We still have a 90's Barco Megasetter Plus with an Esko front end. The quality is hard to beat after all these years.
 
Take an Epson SureColor SC-P inkjet printer, a high-quality transparency inkfilm and a suitable Rip software and off you go with your screen film production.
 
An Epson T3270sr printer is excellent for screen printing - 24 inches wide, excellent film density with Epson Photo Black ink, Epson has great screen positive film, and works well with the Cadlink Filmmaker RIP. You can get clear ink for the other channels if you are only using it for film output, but, it does a great job for signage if you leave the color inks in it.

Tony
 
We do industrial graphics-automotive, appliances, etc... The Epson doesn't have the quality we require-might be fine for t-shirts?
 
There is still a demand for high resolution film, for foiling, embossing, and I assume the printed circuit board industry, so I can't see CTF devices becoming totally obsolete for some time yet.
 
Thank you all for your response, a friend of mine is doing graphics for the automobile industry as a vendor and currently, they are sourcing films from an old film bureau. They want to do these films in-house now so he's looking for a better alternative.
This thread will surely help.
 
Thank you all for your response, a friend of mine is doing graphics for the automobile industry as a vendor and currently, they are sourcing films from an old film bureau. They want to do these films in-house now so he's looking for a better alternative.
This thread will surely help.
We tested a WIDE array of inkjet solutions and NONE had the repeatable registration/size-variation that we need. Consecutive films do not fit to each other. We ended up buying a older used Esko CDI Spark 4835, that has been a fantastic solution that produces very repeatably tight tolerances when comparing subsequent films.

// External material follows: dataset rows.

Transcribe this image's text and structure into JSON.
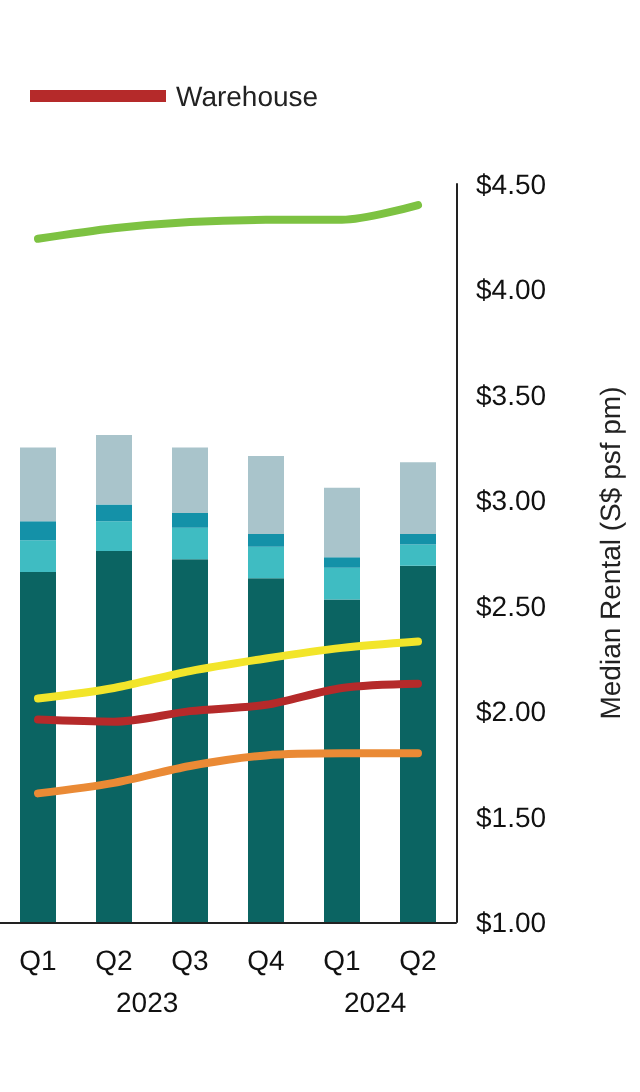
{
  "chart_data": {
    "type": "bar",
    "legend": "top left",
    "ylabel": "Median Rental (S$ psf pm)",
    "categories": [
      "Q1",
      "Q2",
      "Q3",
      "Q4",
      "Q1",
      "Q2"
    ],
    "annotations": [
      "2023",
      "2024"
    ],
    "ylim": [
      1,
      4.5
    ],
    "yticks": [
      {
        "value": 1,
        "label": "$1.00"
      },
      {
        "value": 1.5,
        "label": "$1.50"
      },
      {
        "value": 2,
        "label": "$2.00"
      },
      {
        "value": 2.5,
        "label": "$2.50"
      },
      {
        "value": 3,
        "label": "$3.00"
      },
      {
        "value": 3.5,
        "label": "$3.50"
      },
      {
        "value": 4,
        "label": "$4.00"
      },
      {
        "value": 4.5,
        "label": "$4.50"
      }
    ],
    "series": [
      {
        "color": "#0b6462",
        "values": [
          1.66,
          1.76,
          1.72,
          1.63,
          1.53,
          1.69
        ],
        "base": [
          1,
          1,
          1,
          1,
          1,
          1
        ]
      },
      {
        "color": "#3fbcc2",
        "values": [
          0.15,
          0.14,
          0.15,
          0.15,
          0.15,
          0.1
        ],
        "base": [
          2.66,
          2.76,
          2.72,
          2.63,
          2.53,
          2.69
        ]
      },
      {
        "color": "#1491a8",
        "values": [
          0.09,
          0.08,
          0.07,
          0.06,
          0.05,
          0.05
        ],
        "base": [
          2.81,
          2.9,
          2.87,
          2.78,
          2.68,
          2.79
        ]
      },
      {
        "color": "#a9c4cb",
        "values": [
          0.35,
          0.33,
          0.31,
          0.37,
          0.33,
          0.34
        ],
        "base": [
          2.9,
          2.98,
          2.94,
          2.84,
          2.73,
          2.84
        ]
      },
      {
        "type": "line",
        "color": "#7dc242",
        "values": [
          4.24,
          4.29,
          4.32,
          4.33,
          4.33,
          4.4
        ]
      },
      {
        "type": "line",
        "color": "#f2e52a",
        "values": [
          2.06,
          2.11,
          2.19,
          2.25,
          2.3,
          2.33
        ]
      },
      {
        "type": "line",
        "name": "Warehouse",
        "color": "#b52a2a",
        "values": [
          1.96,
          1.95,
          2.0,
          2.03,
          2.11,
          2.13
        ]
      },
      {
        "type": "line",
        "color": "#ea8a35",
        "values": [
          1.61,
          1.66,
          1.74,
          1.79,
          1.8,
          1.8
        ]
      }
    ]
  }
}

We provide finishing-to-the-trade, and apply various types of spot UV to the printed sheets that printers primarily from NC/SC/VA/TN send to us. We output a film, and carefully measure the difference between the film and the printed sheet, do a custom scale calculation, and output a custom-matched film that we make our screens with. The inkjet solutions varied so much that we could not possibly output one film, compare against the printed sheet, then output a custom-fit film, because both the first and second film varied randomly, and in random places around the film, not just overall. To put a fine point on it, for the inkjets we regularly found image-size differences of 7 to 13 thousandths. Sometimes more, sometimes less, sometimes perfect across the film but horrible along the film. No way to adequately match our customer's printed images without obvious misregister.

On the CDI, we are experiencing MAXIMUM +-.0025 for a total of .005”/5-thousandths (usually less): this we can live with to provide excellent images that consistently extremely closely match our customer's printed images.